La probabilité d’une crue centennale est aussi réelle que l’était la crise des subprime.
Il y a cent ans, l'Île-de-France était touchée par une crue qualifiée de centennale. Le 28 janvier 1910, après onze jours de montée des eaux, la Seine atteint un niveau « historique » de 8,62 mètres à Paris Depuis plusieurs années, L'IAU îdF étudie et publie sur les risques et enjeux du fleuve. Avis d’experts.
Tout le débat tourne autour de la notion de risque. Faut-il construire ou ne pas construire ? Prend-on le risque d’expérimenter des modes de résistance à la crue, la sécurisation des eaux, de la circulation des personnes, des immeubles, etc. Il est vrai que ces derniers temps, la notion de « principe de précaution » a été sérieusement remise en question.
La problématique d'inondation par débordement est le risque majeur en Ile-de-France.
La notion de risque c'est le croisement d'un aléa avec des enjeux humains, économiques, d'infrastructures. Notre territoire est concerné par de nombreux risques. Les inondations sont le principal.
Le territoire exposé aux plus hautes eaux connues (PHEC), c'est 56 000 hectares, 430 à 440 communes, 5 % du territoire. Cette zone des PHEC est urbanisée à près de 40 % avec de grandes disparités. C'est un peu plus de 900 000 personnes directement exposées (avec des départements particulièrement touchés : Val-de-Marne et les Hauts-de-Seine), environ les 2/3 de l’habitat collectif et le 1/3 de l'habitat individuel. La dernière grande inondation de 1910 est la crue de référence. C'était essentiellement Paris qui était exposé, mais depuis 100 ans il y a eu un très fort accroissement de l'urbanisation.

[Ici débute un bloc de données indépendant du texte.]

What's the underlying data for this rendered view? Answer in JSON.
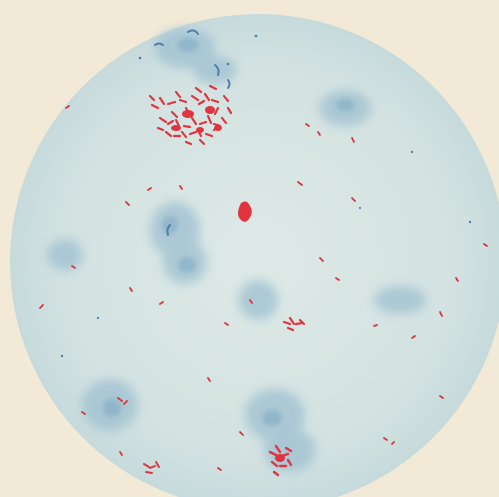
{
  "image": {
    "subject": "micrograph",
    "colors": {
      "paper": "#f2ead6",
      "field": "#d5e2e0",
      "field_edge": "#c9dbdc",
      "cell_stain": "#9dbfd0",
      "cell_stain_dark": "#7ea9c2",
      "bacteria": "#e0343f",
      "bacteria_dark": "#c8242f"
    }
  }
}
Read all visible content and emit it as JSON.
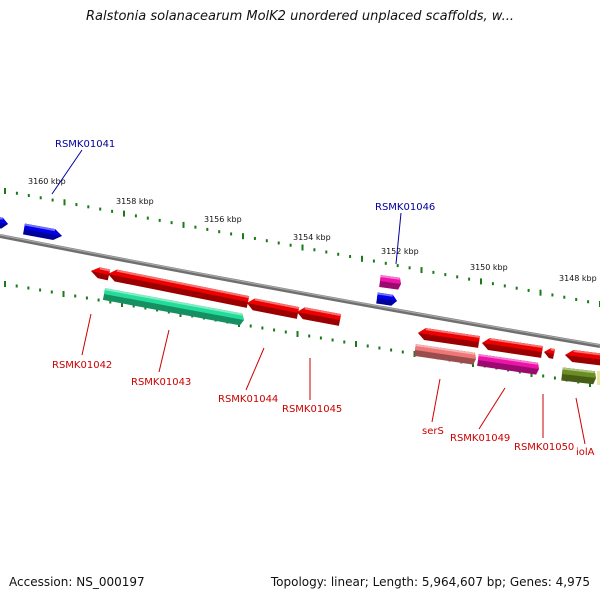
{
  "title": "Ralstonia solanacearum MolK2 unordered unplaced scaffolds, w...",
  "footer": {
    "accession": "Accession: NS_000197",
    "topology": "Topology: linear; Length: 5,964,607 bp; Genes: 4,975"
  },
  "colors": {
    "backbone": "#808080",
    "tick": "#1a7a1a",
    "forward_label": "#00009c",
    "reverse_label": "#cc0000",
    "red_gene": "#ee0000",
    "blue_gene": "#0000ee",
    "green_gene": "#22dd99",
    "pink_gene": "#ee7777",
    "magenta_gene": "#ee11aa",
    "olive_gene": "#6b8e23"
  },
  "ticks": [
    {
      "label": "3160 kbp"
    },
    {
      "label": "3158 kbp"
    },
    {
      "label": "3156 kbp"
    },
    {
      "label": "3154 kbp"
    },
    {
      "label": "3152 kbp"
    },
    {
      "label": "3150 kbp"
    },
    {
      "label": "3148 kbp"
    }
  ],
  "genes": [
    {
      "label": "RSMK01041",
      "strand": "forward",
      "color": "blue_gene"
    },
    {
      "label": "RSMK01046",
      "strand": "forward",
      "color": "pink_gene"
    },
    {
      "label": "RSMK01042",
      "strand": "reverse",
      "color": "red_gene"
    },
    {
      "label": "RSMK01043",
      "strand": "reverse",
      "color": "green_gene"
    },
    {
      "label": "RSMK01044",
      "strand": "reverse",
      "color": "red_gene"
    },
    {
      "label": "RSMK01045",
      "strand": "reverse",
      "color": "red_gene"
    },
    {
      "label": "serS",
      "strand": "reverse",
      "color": "pink_gene"
    },
    {
      "label": "RSMK01049",
      "strand": "reverse",
      "color": "magenta_gene"
    },
    {
      "label": "RSMK01050",
      "strand": "reverse",
      "color": "red_gene"
    },
    {
      "label": "iolA",
      "strand": "reverse",
      "color": "olive_gene"
    }
  ]
}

Le grand enseignement des études et travaux menés préventivement, c'est la grande vulnérabilité à une inondation majeure. Les usines d'incinération sont toutes localisées en zone inondable. De même pour le transport d'énergie, les réseaux, l'alimentation en eau potable. Une grande partie des réseaux ferroviaires seraient arrêtés durant plusieurs semaines. Le métro plusieurs mois. C'est aussi des enjeux en termes de déplacements routiers, de stationnement. Tout reste à faire pour les petites entreprises et la population moins directement concernée. Les conséquences d'une telle crue seraient évaluées à plusieurs milliards d'euros en coût direct, mais aussi en coût indirect.

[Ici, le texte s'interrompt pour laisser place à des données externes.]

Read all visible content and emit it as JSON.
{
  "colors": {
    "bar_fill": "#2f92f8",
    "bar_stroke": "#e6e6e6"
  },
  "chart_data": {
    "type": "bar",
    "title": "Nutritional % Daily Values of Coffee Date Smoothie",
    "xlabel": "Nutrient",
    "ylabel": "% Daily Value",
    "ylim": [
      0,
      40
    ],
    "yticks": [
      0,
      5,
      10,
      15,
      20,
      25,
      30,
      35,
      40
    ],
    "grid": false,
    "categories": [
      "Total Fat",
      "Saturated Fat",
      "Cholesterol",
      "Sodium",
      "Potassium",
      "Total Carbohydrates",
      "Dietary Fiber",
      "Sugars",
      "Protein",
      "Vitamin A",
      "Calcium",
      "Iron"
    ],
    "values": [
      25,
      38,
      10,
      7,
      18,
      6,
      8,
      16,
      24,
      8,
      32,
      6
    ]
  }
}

Et puis une double interrogation : quand et comment ? Rien ne dit qu'une crue centennale se passera de la même façon qu'en 1910. Il y a eu des imperméabilisations, des modifications dans l'organisation qui peuvent avoir des conséquences. Très en amont, il y a des évolutions des pratiques culturales qui influent sur l'accélération des flux qu'on connaît assez mal. On connaît assez mal aussi les conséquences des protections, des secteurs endigués, etc. Et on ne sait pas si une grande crue sera aussi intense qu’une crue centennale ou plus importante, ni quand elle se produira. C'est aussi un frein à l'action publique.

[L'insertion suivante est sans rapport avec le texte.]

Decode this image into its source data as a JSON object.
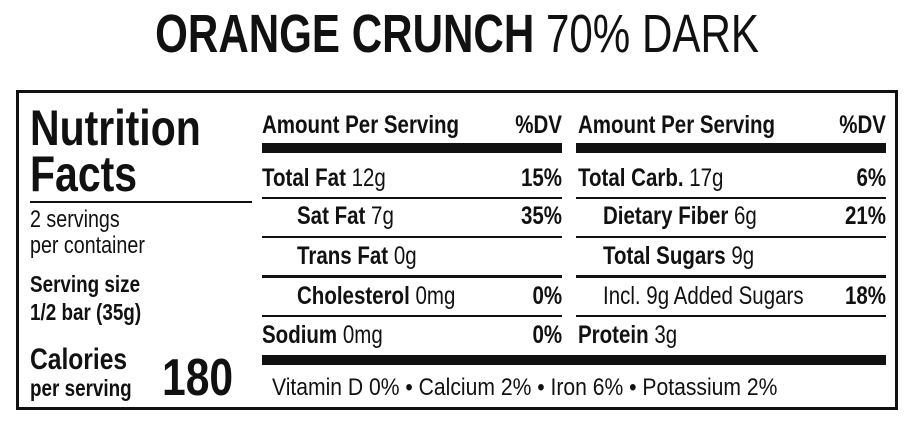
{
  "title": {
    "bold": "ORANGE CRUNCH",
    "light": "70% DARK"
  },
  "facts": {
    "heading_1": "Nutrition",
    "heading_2": "Facts",
    "servings_1": "2 servings",
    "servings_2": "per container",
    "serving_size_label": "Serving size",
    "serving_size": "1/2 bar (35g)",
    "calories_label": "Calories",
    "calories_sub": "per serving",
    "calories": "180"
  },
  "columns": [
    {
      "header": "Amount Per Serving",
      "dv_header": "%DV",
      "rows": [
        {
          "name": "Total Fat",
          "amount": "12g",
          "dv": "15%"
        },
        {
          "name": "Sat Fat",
          "amount": "7g",
          "dv": "35%"
        },
        {
          "name": "Trans Fat",
          "amount": "0g"
        },
        {
          "name": "Cholesterol",
          "amount": "0mg",
          "dv": "0%"
        },
        {
          "name": "Sodium",
          "amount": "0mg",
          "dv": "0%"
        }
      ]
    },
    {
      "header": "Amount Per Serving",
      "dv_header": "%DV",
      "rows": [
        {
          "name": "Total Carb.",
          "amount": "17g",
          "dv": "6%"
        },
        {
          "name": "Dietary Fiber",
          "amount": "6g",
          "dv": "21%"
        },
        {
          "name": "Total Sugars",
          "amount": "9g"
        },
        {
          "name": "Incl. 9g Added Sugars",
          "dv": "18%"
        },
        {
          "name": "Protein",
          "amount": "3g"
        }
      ]
    }
  ],
  "footer": "Vitamin D 0% • Calcium 2% • Iron 6% • Potassium 2%"
}
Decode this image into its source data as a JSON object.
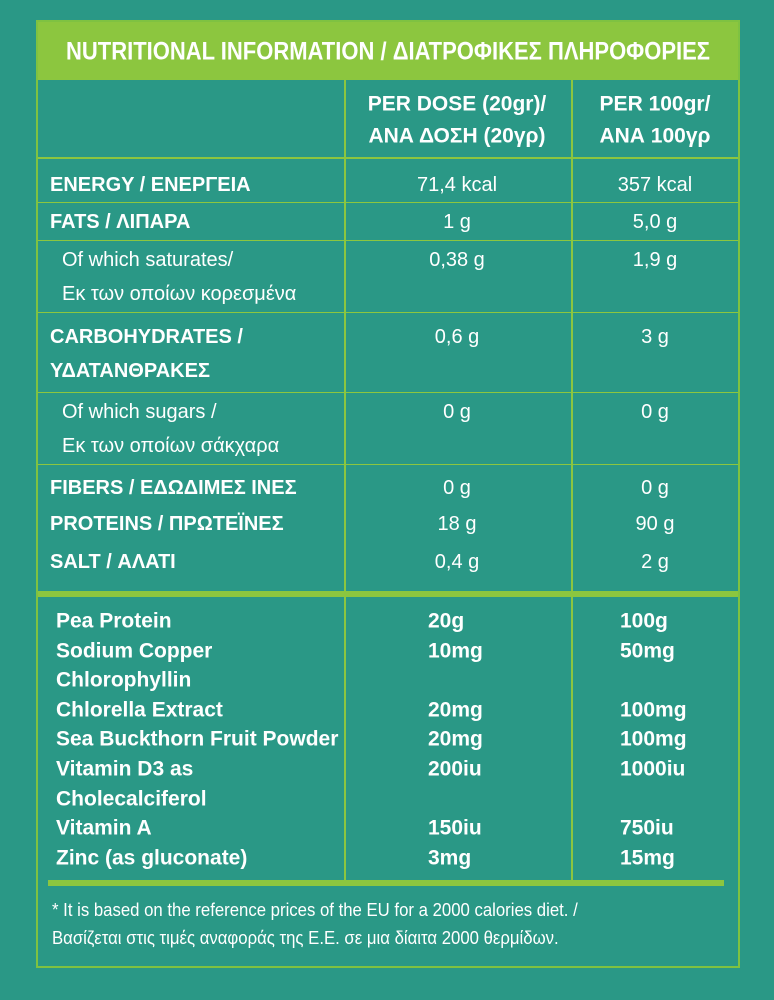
{
  "header": {
    "title": "NUTRITIONAL INFORMATION / ΔΙΑΤΡΟΦΙΚΕΣ ΠΛΗΡΟΦΟΡΙΕΣ"
  },
  "table": {
    "columns": [
      [
        "PER DOSE (20gr)/",
        "ΑΝΑ ΔΟΣΗ (20γρ)"
      ],
      [
        "PER 100gr/",
        "ΑΝΑ 100γρ"
      ]
    ],
    "nutrients": [
      {
        "label": [
          "ENERGY / ΕΝΕΡΓΕΙΑ"
        ],
        "dose": "71,4 kcal",
        "per100": "357 kcal"
      },
      {
        "label": [
          "FATS / ΛΙΠΑΡΑ"
        ],
        "dose": "1 g",
        "per100": "5,0 g"
      },
      {
        "label": [
          "Of which saturates/",
          "Εκ των οποίων κορεσμένα"
        ],
        "dose": "0,38 g",
        "per100": "1,9 g"
      },
      {
        "label": [
          "CARBOHYDRATES /",
          "ΥΔΑΤΑΝΘΡΑΚΕΣ"
        ],
        "dose": "0,6 g",
        "per100": "3 g"
      },
      {
        "label": [
          "Of which sugars /",
          "Εκ των οποίων σάκχαρα"
        ],
        "dose": "0 g",
        "per100": "0 g"
      },
      {
        "label": [
          "FIBERS / ΕΔΩΔΙΜΕΣ ΙΝΕΣ"
        ],
        "dose": "0 g",
        "per100": "0 g"
      },
      {
        "label": [
          "PROTEINS / ΠΡΩΤΕΪΝΕΣ"
        ],
        "dose": "18 g",
        "per100": "90 g"
      },
      {
        "label": [
          "SALT / ΑΛΑΤΙ"
        ],
        "dose": "0,4 g",
        "per100": "2 g"
      }
    ],
    "ingredients": [
      {
        "label": [
          "Pea Protein"
        ],
        "dose": "20g",
        "per100": "100g"
      },
      {
        "label": [
          "Sodium Copper",
          "Chlorophyllin"
        ],
        "dose": "10mg",
        "per100": "50mg"
      },
      {
        "label": [
          "Chlorella Extract"
        ],
        "dose": "20mg",
        "per100": "100mg"
      },
      {
        "label": [
          "Sea Buckthorn Fruit Powder"
        ],
        "dose": "20mg",
        "per100": "100mg"
      },
      {
        "label": [
          "Vitamin D3 as",
          "Cholecalciferol"
        ],
        "dose": "200iu",
        "per100": "1000iu"
      },
      {
        "label": [
          "Vitamin A"
        ],
        "dose": "150iu",
        "per100": "750iu"
      },
      {
        "label": [
          "Zinc (as gluconate)"
        ],
        "dose": "3mg",
        "per100": "15mg"
      }
    ]
  },
  "footnote": [
    "* It is based on the reference prices of the EU for a 2000 calories diet. /",
    "Βασίζεται στις τιμές αναφοράς της Ε.Ε. σε μια δίαιτα 2000 θερμίδων."
  ]
}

Alors, peut-on construire une ville durable au bord du fleuve ?
La Seine, « source de la métropole, fontaine du jardin francilien », traverse des espaces en permanente mutation : le territoire du fleuve est un secteur stratégique de grands projets urbains. Mais face aux risques d’inondations, l’agglomération centrale est plus vulnérable aujourd’hui : le niveau des « plus hautes eaux connues » y concerne 20 000 hectares, 700 000 habitants, 130 zones d’activités économiques, 1 460 équipements locaux, 50 lycées…
Des outils techniques et réglementaires permettent de mieux gérer les inondations, et de limiter leurs conséquences en contrôlant la construction sur les nouveaux sites. Dans les tissus urbains constitués, il faut envisager d’autres actions : sensibiliser les entreprises et les habitants en développant une véritable « culture du risque », diminuer la vulnérabilité des équipements (suivant l’exemple du département des Hauts-de-Seine).
Au-delà de la protection des biens et des personnes, cet objectif de diminution de la vulnérabilité vise à redémarrer l’ensemble des activités humaines le plus rapidement possible après une crue. Il conduit à repenser le développement et l’aménagement des territoires concernés, en s’appuyant sur des expériences françaises et européennes : l’idée de zones test est en train d’émerger en Île-de-France sur des sites particulièrement stratégiques et exposés. Des opérations d’aménagement urbain (Mantes-la-Jolie, l’Île-Saint-Denis) témoignent d’une nouvelle façon d’intégrer les dimensions du fleuve.